Friday, September 14, 2012

School environment as predictor of teacher sick leave: data-linked prospective cohort study.

School environment as predictor of teacher sick leave: data-linked prospective cohort study.
Ervasti J, Kivimäki M, Kawachi I, Subramanian S, Pentti J, Oksanen T, Puusniekka R, Pohjonen T, Vahtera J, Virtanen M.  BMC Public Health. 2012 Sep 11;12(1):770. [Epub ahead of print]

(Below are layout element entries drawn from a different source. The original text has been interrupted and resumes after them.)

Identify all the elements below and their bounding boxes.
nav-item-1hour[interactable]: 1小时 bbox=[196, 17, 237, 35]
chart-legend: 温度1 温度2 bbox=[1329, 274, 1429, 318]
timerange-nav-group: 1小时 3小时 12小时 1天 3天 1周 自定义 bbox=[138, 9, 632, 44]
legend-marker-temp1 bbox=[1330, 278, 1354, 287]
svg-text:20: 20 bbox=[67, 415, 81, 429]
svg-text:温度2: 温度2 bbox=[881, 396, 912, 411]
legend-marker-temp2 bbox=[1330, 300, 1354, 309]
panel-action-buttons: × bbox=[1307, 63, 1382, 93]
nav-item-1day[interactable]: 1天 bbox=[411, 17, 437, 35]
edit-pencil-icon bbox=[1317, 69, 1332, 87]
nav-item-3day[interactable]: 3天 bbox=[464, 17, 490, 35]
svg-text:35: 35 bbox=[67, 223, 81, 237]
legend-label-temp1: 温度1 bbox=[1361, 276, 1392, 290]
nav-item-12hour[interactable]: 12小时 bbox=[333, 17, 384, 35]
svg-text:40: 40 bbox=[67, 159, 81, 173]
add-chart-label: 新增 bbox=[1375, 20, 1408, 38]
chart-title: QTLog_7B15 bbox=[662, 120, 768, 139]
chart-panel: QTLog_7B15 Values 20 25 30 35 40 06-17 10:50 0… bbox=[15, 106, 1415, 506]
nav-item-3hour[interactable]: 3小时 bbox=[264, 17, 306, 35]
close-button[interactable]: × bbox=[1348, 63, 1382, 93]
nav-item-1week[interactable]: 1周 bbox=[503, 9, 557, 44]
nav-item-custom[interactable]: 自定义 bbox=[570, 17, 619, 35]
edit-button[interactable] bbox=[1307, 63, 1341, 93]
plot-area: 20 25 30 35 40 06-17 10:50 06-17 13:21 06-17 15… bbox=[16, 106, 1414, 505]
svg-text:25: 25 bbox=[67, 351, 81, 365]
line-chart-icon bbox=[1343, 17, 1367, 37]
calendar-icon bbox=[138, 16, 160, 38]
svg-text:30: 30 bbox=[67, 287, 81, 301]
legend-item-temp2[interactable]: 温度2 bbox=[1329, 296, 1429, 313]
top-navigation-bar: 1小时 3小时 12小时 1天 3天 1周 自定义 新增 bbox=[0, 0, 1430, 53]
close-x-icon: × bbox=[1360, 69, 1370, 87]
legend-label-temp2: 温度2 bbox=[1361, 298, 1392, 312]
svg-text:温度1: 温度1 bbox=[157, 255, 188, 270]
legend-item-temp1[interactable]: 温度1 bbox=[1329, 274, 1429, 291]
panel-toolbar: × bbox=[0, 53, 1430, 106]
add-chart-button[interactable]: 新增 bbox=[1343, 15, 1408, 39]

Poor indoor air quality (IAQ) and psychosocial problems are common in schools worldwide, yet longitudinal research on the issue is scarce. We examined whether the level of or a change in pupil-reported school environment (IAQ, school satisfaction, and bullying) predicts recorded sick leaves among teachers.
Changes in the school environment were assessed using pupil surveys at two time points (2001/02 and 2004/05) in 92 secondary schools in Finland. Variables indicating change were based on median values at baseline. We linked these data to individual-level records of teachers' (n = 1678) sick leaves in 2001--02 and in 2004--05.
Multilevel multinomial logistic regression models adjusted for baseline sick leave and covariates showed a decreased risk for short-term (one to three days) sick leaves among teachers working in schools with good perceived IAQ at both times (OR = 0.6, 95% CI: 0.5-0.9), and for those with a positive change in IAQ (OR = 0.6, 95% CI: 0.4-0.9), compared to teachers in schools where IAQ was constantly poor. Negative changes in pupil school satisfaction (OR = 1.8, 95% CI: 1.1-2.8) and bullying (OR = 1.5, 95% CI: 1.0-2.3) increased the risk for short-term leaves among teachers when compared to teachers in schools where the level of satisfaction and bullying had remained stable. School environment factors were not associated with long-term sick leaves.
Good and improved IAQ are associated with decreased teacher absenteeism. While pupil-related psychosocial factors also contribute to sick leaves, no effect modification or mediation of psychosocial factors on the association between IAQ and sick leave was observed.